The Hillstrom Museum of Art presents Bruce McClain: A Retrospective Exhibition, which opened in November and runs through January 31, 2014.
The exhibition surveys the career of McClain, with nearly sixty paintings, sketches, and prints, covering almost fifty years of work, much of which coincided with the artist’s career at Gustavus Adolphus College from 1965 to 2011, where he taught studio art and contemporary art history to thousands of students. A Summary Biography for the artist is included below. The works for the exhibit were selected with input from McClain to provide an understanding of the major components of his body of work, and it is organized around eight different themes or types chosen by the artist: Aircrafts, Aircraft Interiors, Interiors, Landscapes, Aerial Landscapes, Abstractions, Still Lifes, and Prints.

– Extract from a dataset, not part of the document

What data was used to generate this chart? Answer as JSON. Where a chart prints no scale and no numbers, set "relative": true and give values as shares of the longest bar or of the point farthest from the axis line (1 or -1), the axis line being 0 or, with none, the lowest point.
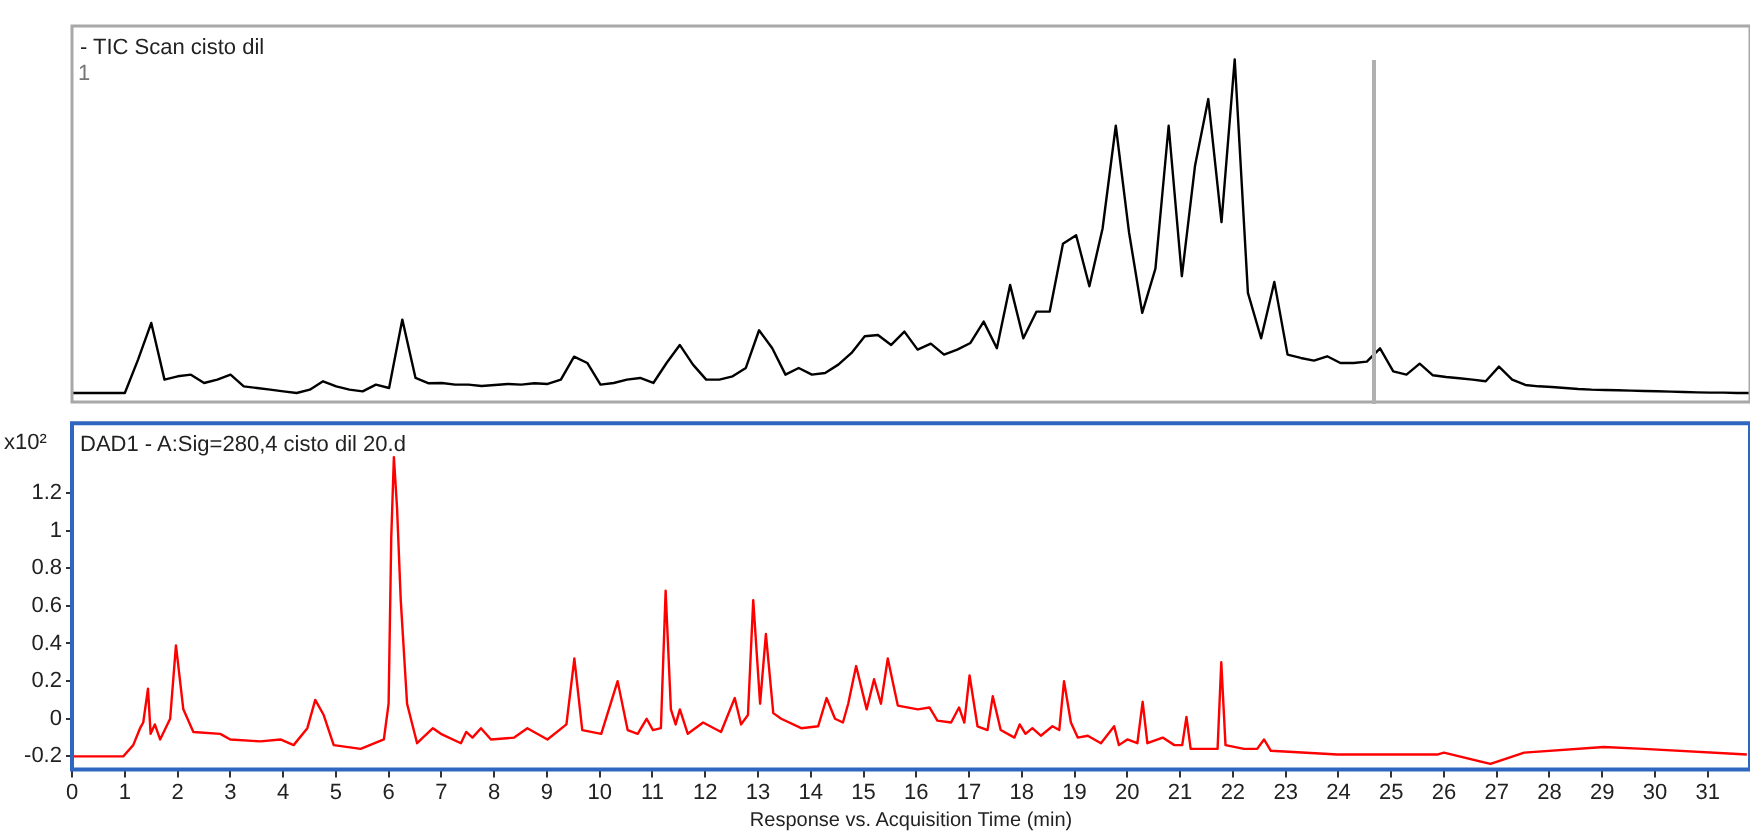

Through his work, McClain poses questions about experience, noting that painting is a method of inquiry about what is seen, what is remembered, and what is felt from one’s experiences. He notes that ambiguity is important in his work and that it encourages a multiplicity of readings of an artwork. He has stated, “When I begin a painting with a subject that I can observe directly or just imagine, many other influences become part of the process. The process may be similar to driving a car through a rural landscape after seeing a powerful film with an urban setting. The act of driving in the country is combined with the memory of the film. The two visual experiences are not literally merged, but do exist in the mind. Painting can make this kind of experience tangible. Multiple images can be present at the same time.”
McClain’s style also can be multivalent. In his earliest works, he was heavily influenced by the approach of Abstract Expressionism, and a purely non-representational form of painting was his preference. But during some periods of his career, he also was interested in creating recognizable imagery, and in many of his paintings, he moves between the concrete and realistic and the ambiguous and non-representational.
Although the exhibition includes examples of McClain’s work as a printmaker, it is the paintings that most fully characterize his body of work. McClain is the kind of artist that other painters highly admire—a “painter’s painter”—because of his handling of pigment and brush, his highly refined color sense, his compositional expertise, and the depth of feeling and interest in his works; but his works also have strong appeal for those who are not themselves artists. This exhibition demonstrates the wonderful richness of the artist’s long and productive career, which continues in his retirement.
The Hillstrom Museum of Art’s Bruce McClain: A Retrospective Exhibition runs through January 31, 2014. The exhibition is accompanied by an illustrated catalogue available to visitors free of charge. In addition to his Gallery Talk during the exhibit’s opening reception, there will be additional such Talks at times yet to be determined. Admission to the museum and all events is free and open to the public. Regular museum hours are weekdays, 9 a.m. to 4 p.m., and weekends, 1 to 5 p.m. Additional information is available on the Museum’s website at gustavus.edu/finearts/hillstrom.